TS Three-quarter-inch AC plywood, again a material, but a sheet of it is an object. I once obsessed for three years about vehicles that could carry this very object, and I finally found the perfect car: the Honda Civic wagon, which is the only station wagon that you can put a sheet of plywood in. I haven’t checked with Tesla yet… They’re so fucking cool. Tony Stark-style, with your sheet of plywood sticking out of your Lamborghini. That’s how to live.
CC We have totally run out of my allotted time.
TS We are so not done!
CC Favorite man-made object?
TS You want it to be like one thing, that’s made out of one material?
VN But not a machine?
TS A cinder block, but not a cinder block!
CC A cinder block of plywood—it’s still my favorite.

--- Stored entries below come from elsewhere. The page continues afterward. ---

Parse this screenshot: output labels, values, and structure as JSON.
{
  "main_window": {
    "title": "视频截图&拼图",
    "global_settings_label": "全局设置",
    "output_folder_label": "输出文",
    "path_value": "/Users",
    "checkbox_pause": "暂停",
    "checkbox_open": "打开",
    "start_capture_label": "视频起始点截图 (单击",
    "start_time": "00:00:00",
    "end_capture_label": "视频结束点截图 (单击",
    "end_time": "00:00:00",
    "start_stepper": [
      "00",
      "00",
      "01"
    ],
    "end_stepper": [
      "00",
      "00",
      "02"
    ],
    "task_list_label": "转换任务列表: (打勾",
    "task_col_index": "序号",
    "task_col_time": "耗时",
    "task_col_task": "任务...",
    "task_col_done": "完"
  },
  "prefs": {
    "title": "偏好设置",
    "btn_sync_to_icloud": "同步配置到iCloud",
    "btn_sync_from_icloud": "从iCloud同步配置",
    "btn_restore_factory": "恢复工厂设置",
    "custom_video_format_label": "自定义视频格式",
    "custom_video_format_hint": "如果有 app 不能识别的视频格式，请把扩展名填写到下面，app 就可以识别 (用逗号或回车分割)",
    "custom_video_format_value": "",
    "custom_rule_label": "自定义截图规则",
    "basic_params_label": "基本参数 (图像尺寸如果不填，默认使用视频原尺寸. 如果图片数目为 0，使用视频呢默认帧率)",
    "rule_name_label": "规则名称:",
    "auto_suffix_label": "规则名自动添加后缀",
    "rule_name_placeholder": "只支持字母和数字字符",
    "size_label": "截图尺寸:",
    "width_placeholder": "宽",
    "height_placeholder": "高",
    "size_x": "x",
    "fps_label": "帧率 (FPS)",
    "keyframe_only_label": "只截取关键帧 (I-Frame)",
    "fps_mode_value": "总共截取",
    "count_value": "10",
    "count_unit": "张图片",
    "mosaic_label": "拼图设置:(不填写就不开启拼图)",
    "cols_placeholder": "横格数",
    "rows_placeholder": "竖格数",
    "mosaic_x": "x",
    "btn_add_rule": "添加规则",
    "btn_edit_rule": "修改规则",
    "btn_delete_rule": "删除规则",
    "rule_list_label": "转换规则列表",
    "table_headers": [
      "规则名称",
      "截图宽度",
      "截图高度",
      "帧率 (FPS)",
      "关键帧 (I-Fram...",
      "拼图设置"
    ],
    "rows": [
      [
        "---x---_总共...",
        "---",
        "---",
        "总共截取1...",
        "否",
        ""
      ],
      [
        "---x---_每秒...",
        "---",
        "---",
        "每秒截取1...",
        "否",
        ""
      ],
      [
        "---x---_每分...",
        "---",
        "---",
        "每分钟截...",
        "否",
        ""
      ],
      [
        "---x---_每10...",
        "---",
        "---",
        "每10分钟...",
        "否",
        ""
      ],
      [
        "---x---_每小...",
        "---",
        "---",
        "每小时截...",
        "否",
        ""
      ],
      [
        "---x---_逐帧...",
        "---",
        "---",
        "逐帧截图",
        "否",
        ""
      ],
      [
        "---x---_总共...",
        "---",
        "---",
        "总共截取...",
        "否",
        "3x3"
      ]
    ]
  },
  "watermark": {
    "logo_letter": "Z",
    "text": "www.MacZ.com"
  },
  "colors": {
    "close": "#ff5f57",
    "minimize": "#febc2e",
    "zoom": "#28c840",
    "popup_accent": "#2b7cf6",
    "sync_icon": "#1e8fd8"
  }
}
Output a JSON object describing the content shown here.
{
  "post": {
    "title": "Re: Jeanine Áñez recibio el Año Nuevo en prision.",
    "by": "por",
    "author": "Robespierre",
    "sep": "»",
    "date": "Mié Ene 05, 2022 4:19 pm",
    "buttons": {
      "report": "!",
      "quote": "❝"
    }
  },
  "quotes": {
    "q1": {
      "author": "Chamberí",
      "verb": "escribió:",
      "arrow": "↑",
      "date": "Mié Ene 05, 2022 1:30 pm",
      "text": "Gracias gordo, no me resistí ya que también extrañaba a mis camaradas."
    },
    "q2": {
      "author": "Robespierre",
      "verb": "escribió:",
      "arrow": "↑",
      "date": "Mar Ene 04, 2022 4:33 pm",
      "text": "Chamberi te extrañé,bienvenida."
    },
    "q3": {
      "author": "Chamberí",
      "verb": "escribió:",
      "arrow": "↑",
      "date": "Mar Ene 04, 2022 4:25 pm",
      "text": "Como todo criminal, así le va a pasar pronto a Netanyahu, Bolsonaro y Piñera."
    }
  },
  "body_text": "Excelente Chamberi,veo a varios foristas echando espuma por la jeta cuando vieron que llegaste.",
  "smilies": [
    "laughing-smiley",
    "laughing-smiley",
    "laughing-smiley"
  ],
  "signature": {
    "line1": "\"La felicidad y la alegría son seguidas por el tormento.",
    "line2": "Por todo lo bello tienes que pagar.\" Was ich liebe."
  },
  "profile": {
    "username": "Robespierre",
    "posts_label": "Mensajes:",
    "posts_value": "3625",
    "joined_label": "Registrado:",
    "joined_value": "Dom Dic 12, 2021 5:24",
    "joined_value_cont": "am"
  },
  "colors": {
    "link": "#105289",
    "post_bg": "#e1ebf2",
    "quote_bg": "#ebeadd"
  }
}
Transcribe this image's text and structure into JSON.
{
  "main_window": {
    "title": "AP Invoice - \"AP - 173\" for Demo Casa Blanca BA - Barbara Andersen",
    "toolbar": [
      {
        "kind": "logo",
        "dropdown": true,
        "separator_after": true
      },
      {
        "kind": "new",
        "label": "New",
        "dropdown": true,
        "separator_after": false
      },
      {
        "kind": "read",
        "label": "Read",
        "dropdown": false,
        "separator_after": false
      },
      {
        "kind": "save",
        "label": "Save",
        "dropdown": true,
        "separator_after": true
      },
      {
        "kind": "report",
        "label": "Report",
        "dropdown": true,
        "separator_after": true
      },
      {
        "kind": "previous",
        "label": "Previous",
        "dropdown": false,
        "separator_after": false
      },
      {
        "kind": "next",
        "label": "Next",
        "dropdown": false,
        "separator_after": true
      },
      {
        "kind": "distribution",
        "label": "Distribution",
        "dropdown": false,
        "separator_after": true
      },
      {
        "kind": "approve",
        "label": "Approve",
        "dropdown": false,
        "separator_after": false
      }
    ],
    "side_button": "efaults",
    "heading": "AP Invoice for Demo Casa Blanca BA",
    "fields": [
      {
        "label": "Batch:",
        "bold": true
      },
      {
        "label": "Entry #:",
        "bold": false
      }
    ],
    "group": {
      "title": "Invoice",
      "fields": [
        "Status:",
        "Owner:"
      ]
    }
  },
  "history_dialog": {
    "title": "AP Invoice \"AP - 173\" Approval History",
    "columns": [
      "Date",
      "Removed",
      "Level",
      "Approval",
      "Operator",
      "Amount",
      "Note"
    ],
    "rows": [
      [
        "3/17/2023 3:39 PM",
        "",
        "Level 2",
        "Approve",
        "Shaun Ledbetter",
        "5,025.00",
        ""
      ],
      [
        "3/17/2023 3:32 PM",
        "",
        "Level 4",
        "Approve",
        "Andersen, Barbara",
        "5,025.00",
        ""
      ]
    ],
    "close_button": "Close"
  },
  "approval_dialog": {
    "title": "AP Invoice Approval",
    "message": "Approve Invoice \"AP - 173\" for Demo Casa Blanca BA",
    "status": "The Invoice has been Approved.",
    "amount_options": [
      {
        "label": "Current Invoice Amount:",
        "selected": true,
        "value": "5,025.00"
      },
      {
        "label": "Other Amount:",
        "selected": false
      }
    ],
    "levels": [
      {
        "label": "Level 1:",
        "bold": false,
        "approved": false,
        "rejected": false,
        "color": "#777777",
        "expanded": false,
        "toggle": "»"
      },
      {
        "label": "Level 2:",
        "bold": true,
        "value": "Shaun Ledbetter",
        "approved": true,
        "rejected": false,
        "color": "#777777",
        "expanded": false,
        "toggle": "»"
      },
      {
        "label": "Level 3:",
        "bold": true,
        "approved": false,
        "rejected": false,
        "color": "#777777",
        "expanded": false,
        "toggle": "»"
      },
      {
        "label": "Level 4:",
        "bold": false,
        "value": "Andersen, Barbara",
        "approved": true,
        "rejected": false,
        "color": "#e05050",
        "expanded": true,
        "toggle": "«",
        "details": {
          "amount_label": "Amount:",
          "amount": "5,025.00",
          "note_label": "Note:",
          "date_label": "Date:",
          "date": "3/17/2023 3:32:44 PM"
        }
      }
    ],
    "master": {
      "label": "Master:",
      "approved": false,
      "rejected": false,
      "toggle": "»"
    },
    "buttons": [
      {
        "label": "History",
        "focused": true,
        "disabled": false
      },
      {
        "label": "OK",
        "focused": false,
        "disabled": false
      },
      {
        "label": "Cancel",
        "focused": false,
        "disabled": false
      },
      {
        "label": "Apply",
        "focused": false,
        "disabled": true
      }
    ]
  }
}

TS Me too. And you can ask Ed Ruscha. It’s his favorite thing too. He’s obsessed.
CC Where is it?
TS In the Noguchi Museum. Next question.
CC Ten Bullets versus A Space Program?
TS In terms of craftsmanship, Ten Bullets is a better movie. There’s no doubt about it.
CC A Space Program doesn‘t really deal with the aftermath of the performance, and the subsequent audience participation. The public training.
TS Right. The movie is about the way the sculptures exist in time.
CC The visitors were tortured by your people.
TS It was so hard—that torture took so much out of us. A lot of people were really frustrated and angry.
But when you go to the Met, everything there is made by some guy like me, for some dead-rich-white guy, except for the things in the African wing, which were made by people like me, not that I’m African, and for other people like me. Things were made and used by the same people, in a ritual or an activity.
CC As if pounding nails into your wooden-effigy body?
TS Yes. As a way of trying to communicate with some spirit, as a way of having energy, or a power doll, or a power symbol. These objects that we make here in the studio are there to support the ritual activities that we’re doing. And when you walk through the exhibition, it’s as if you’re seeing a vestige of all that, but the movie is trying to tell that story, to show you the ritual of the culture of the studio.
It’s a struggle. You’re not supposed to make a movie about the installation. You’re supposed to be working in it—it’s very insular. It’s really for us. I think that maybe one of the weaknesses of the movie, or this genre of filmmaking, is that it’s not there. It’s a representation of it. Great filmmaking transcends that. I think Ten Bullets does that because of the form and the length. One of the fundamentals of filmmaking is: write the story, but write the ending before you start shooting. Is that one of your bullets, Van?
VN The first is you need to know is the ending. There’s more—but that’s the first.
CC And on that note—
TS To be continued!
A Space Program opened theatrically in New York at the Metrograph Theater on March 18, 2016.
Tom Sachs: Tea Ceremony is on view at the Noguchi Museum March 23–July 24, 2016; and Tom Sachs: Boombox Retrospective, 1999-2016 opens at the Brooklyn Museum on April 21, 2016.